George and Katie followed Dave with a fast-paced discussion of topics related to the Introduction of The Innovator’s Mindset. Much of the conversation focused on adjusting our educational practices to the current realities of the “real world” that schools so often use to try and justify outdated methods. The “real world” involves skills and achievement over aptitude and includes learning environments that are comfortable and collaborative (picture Starbucks), rather than a factory model of teacher-centered learning. We need to teach students to value learning rather than jumping through hoops to achieve a grade. This also means that we need to not only acknowledge, but incorporate “real world” tools such as Google, YouTube, Twitter, Instagram, etc.

As I watched this Hangout and read the Introduction to The Innovator’s Mindset, I was continually struck with some of the same ideas. Change can open up a whole new world for us and our students, but change is difficult. Many of my thoughts on this topic can be illustrated by the “Be More Dog” video from O2 that was referenced in the Introduction of The Innovator’s Mindset. Sometimes we fall into the trap of teaching like teachers have always taught, but by making the decision to try something different we can open up a new world of possibilities. Although this sounds good, it is not such an easy proposition.
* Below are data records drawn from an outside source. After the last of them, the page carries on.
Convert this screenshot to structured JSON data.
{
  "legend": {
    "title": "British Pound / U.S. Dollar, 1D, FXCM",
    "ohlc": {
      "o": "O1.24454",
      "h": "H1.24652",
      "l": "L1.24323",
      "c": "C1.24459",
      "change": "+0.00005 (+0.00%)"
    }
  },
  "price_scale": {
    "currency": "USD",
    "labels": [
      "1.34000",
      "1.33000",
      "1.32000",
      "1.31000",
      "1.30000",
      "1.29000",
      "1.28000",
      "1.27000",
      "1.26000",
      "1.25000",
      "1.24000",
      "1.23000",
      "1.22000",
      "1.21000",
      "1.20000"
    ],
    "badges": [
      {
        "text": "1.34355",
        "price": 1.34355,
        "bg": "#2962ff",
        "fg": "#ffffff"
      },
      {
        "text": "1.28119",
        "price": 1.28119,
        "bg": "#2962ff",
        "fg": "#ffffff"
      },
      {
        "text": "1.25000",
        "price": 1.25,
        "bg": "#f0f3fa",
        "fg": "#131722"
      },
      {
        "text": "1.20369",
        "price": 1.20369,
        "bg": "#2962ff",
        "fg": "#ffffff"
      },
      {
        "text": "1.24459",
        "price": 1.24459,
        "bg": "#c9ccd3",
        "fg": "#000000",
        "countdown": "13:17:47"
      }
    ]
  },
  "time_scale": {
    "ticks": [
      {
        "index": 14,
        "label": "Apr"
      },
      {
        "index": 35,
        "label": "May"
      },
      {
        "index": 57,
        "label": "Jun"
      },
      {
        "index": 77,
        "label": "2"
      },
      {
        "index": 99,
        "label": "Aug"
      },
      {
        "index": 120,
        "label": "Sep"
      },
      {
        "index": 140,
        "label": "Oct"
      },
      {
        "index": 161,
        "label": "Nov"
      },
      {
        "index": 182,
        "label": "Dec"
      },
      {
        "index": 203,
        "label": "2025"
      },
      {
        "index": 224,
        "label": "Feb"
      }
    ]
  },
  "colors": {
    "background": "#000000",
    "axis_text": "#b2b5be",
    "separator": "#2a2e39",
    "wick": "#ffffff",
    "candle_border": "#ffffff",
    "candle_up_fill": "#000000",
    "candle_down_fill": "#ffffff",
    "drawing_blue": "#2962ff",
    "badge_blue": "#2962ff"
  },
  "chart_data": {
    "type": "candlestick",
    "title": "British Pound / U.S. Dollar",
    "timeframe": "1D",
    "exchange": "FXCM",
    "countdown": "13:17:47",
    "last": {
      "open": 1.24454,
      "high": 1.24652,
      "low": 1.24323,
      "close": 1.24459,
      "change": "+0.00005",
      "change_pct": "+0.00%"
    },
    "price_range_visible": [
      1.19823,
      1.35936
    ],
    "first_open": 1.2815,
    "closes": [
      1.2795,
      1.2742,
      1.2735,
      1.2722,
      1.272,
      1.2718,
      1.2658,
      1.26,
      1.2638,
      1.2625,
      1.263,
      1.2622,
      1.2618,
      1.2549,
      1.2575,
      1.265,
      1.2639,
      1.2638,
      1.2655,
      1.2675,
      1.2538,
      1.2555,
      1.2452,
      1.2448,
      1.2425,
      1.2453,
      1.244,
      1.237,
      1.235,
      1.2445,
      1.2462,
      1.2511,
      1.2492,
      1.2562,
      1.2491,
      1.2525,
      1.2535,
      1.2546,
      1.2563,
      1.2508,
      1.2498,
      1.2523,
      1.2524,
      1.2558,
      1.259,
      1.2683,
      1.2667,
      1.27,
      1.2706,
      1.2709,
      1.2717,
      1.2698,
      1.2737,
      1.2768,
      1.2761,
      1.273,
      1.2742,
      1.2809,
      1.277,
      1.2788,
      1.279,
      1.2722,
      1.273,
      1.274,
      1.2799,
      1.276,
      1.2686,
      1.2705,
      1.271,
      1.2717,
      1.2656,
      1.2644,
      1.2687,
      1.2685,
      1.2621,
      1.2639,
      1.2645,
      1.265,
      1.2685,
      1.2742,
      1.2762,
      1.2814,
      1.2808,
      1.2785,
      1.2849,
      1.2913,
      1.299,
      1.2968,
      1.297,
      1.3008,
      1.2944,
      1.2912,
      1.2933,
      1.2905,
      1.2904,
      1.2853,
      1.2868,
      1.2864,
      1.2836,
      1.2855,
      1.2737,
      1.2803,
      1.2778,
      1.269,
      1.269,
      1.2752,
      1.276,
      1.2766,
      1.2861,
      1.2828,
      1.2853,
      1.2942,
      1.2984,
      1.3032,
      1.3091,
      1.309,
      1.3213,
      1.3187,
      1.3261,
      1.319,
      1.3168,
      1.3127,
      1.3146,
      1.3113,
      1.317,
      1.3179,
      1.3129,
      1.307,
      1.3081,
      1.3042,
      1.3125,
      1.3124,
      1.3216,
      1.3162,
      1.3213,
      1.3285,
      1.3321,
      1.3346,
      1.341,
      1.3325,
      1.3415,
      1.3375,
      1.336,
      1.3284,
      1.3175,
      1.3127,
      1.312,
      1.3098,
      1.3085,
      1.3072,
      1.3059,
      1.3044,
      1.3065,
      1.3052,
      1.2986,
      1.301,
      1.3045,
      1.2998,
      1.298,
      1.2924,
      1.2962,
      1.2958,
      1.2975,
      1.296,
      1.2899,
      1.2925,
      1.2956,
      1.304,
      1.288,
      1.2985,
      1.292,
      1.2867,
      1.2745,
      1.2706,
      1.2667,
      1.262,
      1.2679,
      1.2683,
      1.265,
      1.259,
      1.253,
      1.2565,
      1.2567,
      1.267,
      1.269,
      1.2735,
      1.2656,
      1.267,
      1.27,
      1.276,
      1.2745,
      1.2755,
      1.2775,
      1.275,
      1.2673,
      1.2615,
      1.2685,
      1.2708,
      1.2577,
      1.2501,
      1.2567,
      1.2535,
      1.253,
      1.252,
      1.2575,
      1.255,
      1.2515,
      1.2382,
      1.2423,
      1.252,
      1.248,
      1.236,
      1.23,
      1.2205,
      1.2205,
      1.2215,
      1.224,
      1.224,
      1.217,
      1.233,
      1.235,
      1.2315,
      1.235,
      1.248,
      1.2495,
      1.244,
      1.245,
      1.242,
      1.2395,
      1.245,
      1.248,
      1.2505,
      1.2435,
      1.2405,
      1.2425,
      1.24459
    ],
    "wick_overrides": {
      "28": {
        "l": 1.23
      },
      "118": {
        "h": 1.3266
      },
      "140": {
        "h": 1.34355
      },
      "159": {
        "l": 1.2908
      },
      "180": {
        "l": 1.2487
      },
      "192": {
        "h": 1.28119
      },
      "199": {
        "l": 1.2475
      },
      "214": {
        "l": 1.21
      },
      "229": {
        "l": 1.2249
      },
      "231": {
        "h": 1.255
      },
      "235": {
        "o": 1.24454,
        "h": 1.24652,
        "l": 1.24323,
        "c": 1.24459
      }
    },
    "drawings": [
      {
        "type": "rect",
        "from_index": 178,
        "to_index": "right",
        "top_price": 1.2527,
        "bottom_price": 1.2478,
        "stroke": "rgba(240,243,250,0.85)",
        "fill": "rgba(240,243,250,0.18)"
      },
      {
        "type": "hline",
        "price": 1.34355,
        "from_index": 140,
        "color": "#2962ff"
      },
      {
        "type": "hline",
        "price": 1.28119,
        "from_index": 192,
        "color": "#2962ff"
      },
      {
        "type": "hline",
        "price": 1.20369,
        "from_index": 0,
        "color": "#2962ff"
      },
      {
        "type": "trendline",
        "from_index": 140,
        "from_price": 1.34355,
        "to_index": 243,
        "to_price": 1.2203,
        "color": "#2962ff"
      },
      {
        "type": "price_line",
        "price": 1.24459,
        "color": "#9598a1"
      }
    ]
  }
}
This involves changing our paradigm of school and maybe even of what we consider innovative.


If we continue to view the purpose of school as the acquisition of knowledge, then change will not occur. We must ask ourselves what do we care about in schools? This question determines the course we take as educators. I loved the phrase in The Innovator’s Mindset that we need to inspire students to be better people because of their experiences in school. This is what I see as the purpose of education! This can take many different forms, but it ultimately comes back to always doing what is best for kids, even if it does not look like our experiences in school (which it shouldn’t, the world has changed, so should school). In order to make education relevant to our students we must embrace change and the opportunities that are available in today’s connected world. Find a way to inspire your students and to spark their curiosity for learning, wondering, exploring, and becoming leaders. As George states, “If students leave school less curious than when they started, we have failed them.”
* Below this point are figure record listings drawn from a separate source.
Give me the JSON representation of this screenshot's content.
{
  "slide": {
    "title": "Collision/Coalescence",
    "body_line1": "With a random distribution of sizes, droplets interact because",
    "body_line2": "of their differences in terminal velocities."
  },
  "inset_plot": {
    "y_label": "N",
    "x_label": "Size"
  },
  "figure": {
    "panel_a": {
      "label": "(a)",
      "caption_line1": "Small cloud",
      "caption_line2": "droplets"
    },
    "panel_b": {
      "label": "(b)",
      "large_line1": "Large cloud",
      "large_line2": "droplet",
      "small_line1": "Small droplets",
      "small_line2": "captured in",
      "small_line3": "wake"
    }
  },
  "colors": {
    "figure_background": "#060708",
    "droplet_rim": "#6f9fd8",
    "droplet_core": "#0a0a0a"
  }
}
Hogan, Aaron (@aaron_hogan). "'If students leave school less curious than when they started, we have failed them.' #InnovatorsMindset via @gcouros." 12 January 2016. Tweet.
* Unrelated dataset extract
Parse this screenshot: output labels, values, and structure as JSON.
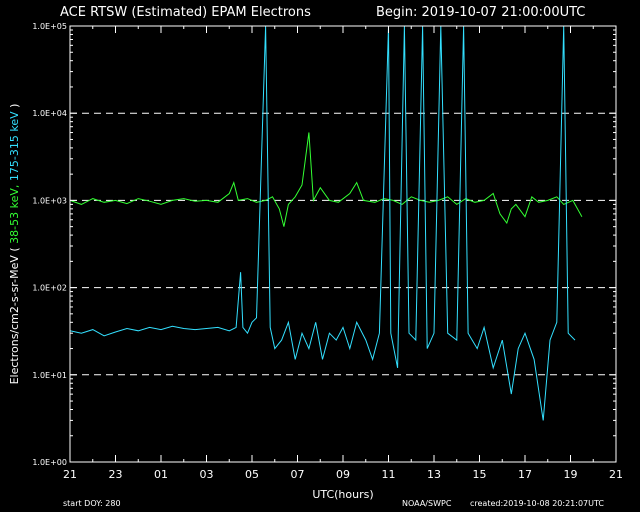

We must also consider that innovation is incremental. We do not have to scrap everything and start anew. Most educators are innovating on a daily basis, they just don’t view it that way. Every time you try something new to reach a student, you are innovating. Every time you try to connect students to a new resource, you are innovating. Now we all need to build on our existing innovations and keep pushing ourselves one step further and move from your point A to your point B. Start small by taking one or two measured risks in your classroom and build from there.

With this thought, I want to encourage teachers everywhere to be more dog. Don’t act the way teachers always have, do what you think is best, be adventurous, embrace change, and open up a new world for yourself and your students. As you seek the bone to motivate your students, connect with other dogs and spread your ideas, not just for adjacent possible, but for adjacent powerful! Start the snowball rolling!